To be fair, restarting shuttered nuclear plants is a far more complex endeavor than firing up old coal plants. Plant operators have only bought enough uranium to see them through to the end of 2022, so nuclear fuel supplies will run out regardless.
But that’s the point. Germany, which considers itself a global climate leader, is grasping for the most carbon-intensive fuel source in part because it decided in 2011 to turn its back on nuclear power entirely, gradually turning what was planned into law.
A matter of priorities
Nuclear power is far from risk-free, as the accidents at Fukushima and elsewhere have shown. Handling radioactive waste remains a challenge, and the sector as a whole is too often producing new plants late, and often billions over budget.
But no energy source is completely safe, and nuclear energy, with its lack of emissions, is very favorable compared to other sources. According to one estimate, nuclear power produces 99.8 percent fewer deaths per unit of electricity generated than coal, 99.7 percent fewer than oil, and 97.6 percent fewer than natural gas. By the same standard, it is roughly equivalent to wind or solar power, with the ability to produce reliable baseload electricity that those sources lack.
To claim, like climate activist Greta Thunberg did in a tweet earlier this month, that nuclear power can never be considered “green” is to implicitly reveal that your fear of nuclear power outweighs your fear of climate change. And if it becomes the norm, air conditioning will pay the price.
Fortunately, that fear is slowly waning in the rest of Europe and around the world. Thunberg’s tweet was in response to the European Parliament’s decision to label investments in nuclear power plants, as well as low-carbon natural gas, as “climate friendly”. Belgium, unlike Germany, decided to keep open two reactors that were scheduled for closure, while France announced plans to build as many as 14 new reactors. Even in Japan, home to the worst nuclear accident since Chernobyl, support for restarting and expanding nuclear power is growing.
Meanwhile, in the US, the Biden administration is spending billions subsidizing existing plants, while states like New York and even California are trying to keep plants slated for closure.
However, for nuclear power to do more than hold its own, it must overcome its existing safety problems and even greater cost problems. A new report from the Breakthrough Institute, an energy and environmental think tank, predicts that major investments in advanced nuclear reactors — which can be smaller and more cost-effective than current plants — could produce as much as half of America’s clean electricity generation by mid-century and provide a good complement to growing renewable sources.
Better nuclear power could also play a major role in another, less appreciated challenge: achieving energy abundance. Since the mid-1970s, US per capita energy consumption has largely remained stable and even declined as a product of the drive toward conservation and efficiency. As long as our energy mix is dominated by fossil fuels — and it still is, despite big gains in renewable energy — that’s a good thing.
However, many experts link the slow growth of productivity in the last few decades to the plateau of energy consumption. When we put energy consumption on a diet, it’s not surprising that productivity and economic growth follow suit.

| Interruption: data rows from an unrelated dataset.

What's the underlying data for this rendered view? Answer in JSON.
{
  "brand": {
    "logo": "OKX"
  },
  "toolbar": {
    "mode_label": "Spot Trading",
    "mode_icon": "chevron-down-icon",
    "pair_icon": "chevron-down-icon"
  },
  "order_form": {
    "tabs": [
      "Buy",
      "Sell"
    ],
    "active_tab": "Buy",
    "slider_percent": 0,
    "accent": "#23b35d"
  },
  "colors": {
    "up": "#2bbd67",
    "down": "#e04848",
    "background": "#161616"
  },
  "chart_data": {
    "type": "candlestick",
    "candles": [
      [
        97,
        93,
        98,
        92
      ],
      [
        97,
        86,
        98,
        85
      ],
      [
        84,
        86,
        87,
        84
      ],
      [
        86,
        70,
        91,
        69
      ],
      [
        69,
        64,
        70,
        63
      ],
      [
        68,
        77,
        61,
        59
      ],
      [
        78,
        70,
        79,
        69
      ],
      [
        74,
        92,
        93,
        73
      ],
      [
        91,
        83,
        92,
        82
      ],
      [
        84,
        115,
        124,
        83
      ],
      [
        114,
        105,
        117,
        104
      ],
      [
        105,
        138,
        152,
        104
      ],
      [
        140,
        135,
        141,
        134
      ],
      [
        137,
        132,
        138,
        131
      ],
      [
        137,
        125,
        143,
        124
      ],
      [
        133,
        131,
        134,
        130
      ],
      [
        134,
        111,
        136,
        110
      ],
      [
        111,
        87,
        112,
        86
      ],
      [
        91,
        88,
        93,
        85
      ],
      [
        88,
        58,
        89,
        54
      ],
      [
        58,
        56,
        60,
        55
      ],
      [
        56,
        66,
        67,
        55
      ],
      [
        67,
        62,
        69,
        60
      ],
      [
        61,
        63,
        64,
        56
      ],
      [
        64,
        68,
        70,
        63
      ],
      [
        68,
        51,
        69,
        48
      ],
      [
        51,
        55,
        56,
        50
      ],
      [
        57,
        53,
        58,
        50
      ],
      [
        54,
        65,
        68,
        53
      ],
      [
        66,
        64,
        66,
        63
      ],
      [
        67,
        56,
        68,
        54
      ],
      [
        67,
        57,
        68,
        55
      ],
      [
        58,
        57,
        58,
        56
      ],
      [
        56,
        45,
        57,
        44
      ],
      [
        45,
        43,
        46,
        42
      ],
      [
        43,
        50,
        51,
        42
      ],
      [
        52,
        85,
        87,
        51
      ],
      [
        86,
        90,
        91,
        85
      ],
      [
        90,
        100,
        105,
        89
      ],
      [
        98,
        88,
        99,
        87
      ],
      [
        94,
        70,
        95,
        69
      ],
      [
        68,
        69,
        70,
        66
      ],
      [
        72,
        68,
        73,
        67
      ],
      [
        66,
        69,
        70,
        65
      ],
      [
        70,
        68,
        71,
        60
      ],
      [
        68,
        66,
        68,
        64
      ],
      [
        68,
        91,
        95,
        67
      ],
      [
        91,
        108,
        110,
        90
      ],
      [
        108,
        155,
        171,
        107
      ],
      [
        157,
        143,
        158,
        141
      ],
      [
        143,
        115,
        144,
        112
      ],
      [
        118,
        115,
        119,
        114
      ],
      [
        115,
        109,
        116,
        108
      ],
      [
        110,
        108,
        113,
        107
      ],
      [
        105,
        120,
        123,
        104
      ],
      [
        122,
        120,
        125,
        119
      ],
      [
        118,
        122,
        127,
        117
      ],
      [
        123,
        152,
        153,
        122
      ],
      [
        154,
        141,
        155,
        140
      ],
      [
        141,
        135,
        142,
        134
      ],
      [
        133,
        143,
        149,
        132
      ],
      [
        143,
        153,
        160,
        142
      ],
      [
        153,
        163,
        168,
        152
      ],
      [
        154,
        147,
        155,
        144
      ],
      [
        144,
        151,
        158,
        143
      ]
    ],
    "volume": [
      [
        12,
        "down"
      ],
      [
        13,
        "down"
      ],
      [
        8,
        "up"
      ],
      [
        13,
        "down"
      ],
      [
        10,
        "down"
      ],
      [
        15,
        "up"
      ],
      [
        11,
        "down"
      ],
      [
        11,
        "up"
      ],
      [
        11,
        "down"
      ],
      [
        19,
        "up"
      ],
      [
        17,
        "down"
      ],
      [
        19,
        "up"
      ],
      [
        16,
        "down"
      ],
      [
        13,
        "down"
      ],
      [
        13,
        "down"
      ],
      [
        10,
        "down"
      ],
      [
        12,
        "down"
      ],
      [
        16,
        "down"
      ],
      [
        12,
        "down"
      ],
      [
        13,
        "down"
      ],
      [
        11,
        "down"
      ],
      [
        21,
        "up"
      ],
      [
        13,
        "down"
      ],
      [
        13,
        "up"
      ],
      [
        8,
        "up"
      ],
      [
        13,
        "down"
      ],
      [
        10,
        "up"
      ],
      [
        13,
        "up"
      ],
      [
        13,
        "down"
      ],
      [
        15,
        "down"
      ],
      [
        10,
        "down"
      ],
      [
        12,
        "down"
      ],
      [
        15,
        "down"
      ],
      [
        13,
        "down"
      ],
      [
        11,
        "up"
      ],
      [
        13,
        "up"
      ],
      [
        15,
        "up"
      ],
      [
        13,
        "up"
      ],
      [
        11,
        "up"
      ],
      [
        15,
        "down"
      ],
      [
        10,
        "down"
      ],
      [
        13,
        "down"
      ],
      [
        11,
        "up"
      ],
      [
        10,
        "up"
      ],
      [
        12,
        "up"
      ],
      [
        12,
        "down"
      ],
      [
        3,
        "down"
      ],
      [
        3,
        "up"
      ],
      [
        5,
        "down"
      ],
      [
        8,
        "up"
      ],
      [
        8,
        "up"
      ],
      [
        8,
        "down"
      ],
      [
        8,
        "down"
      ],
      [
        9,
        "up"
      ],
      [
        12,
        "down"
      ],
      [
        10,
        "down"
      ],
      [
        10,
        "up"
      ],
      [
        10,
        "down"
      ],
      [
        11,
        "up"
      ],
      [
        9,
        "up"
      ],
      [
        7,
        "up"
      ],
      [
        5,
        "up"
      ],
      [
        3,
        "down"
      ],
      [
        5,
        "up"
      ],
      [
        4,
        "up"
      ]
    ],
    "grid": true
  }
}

If we can decouple energy consumption from carbon emissions and other environmental externalities, we can pave the way to true abundance. Vertical farming, mass water desalination, direct carbon capture — all of these can become more feasible if we have low- or zero-carbon energy that is truly, as some once claimed nuclear, “too cheap to measure.” Achieving that future—fighting climate change while making enough energy available for all our needs and wants—will require better and more widespread nuclear power, along with policies that accelerate the development of every type of clean energy source.
Existential threats require existential responses. If that’s how you see climate change, then there’s little excuse for taking a viable option — which nuclear power clearly is — off the table.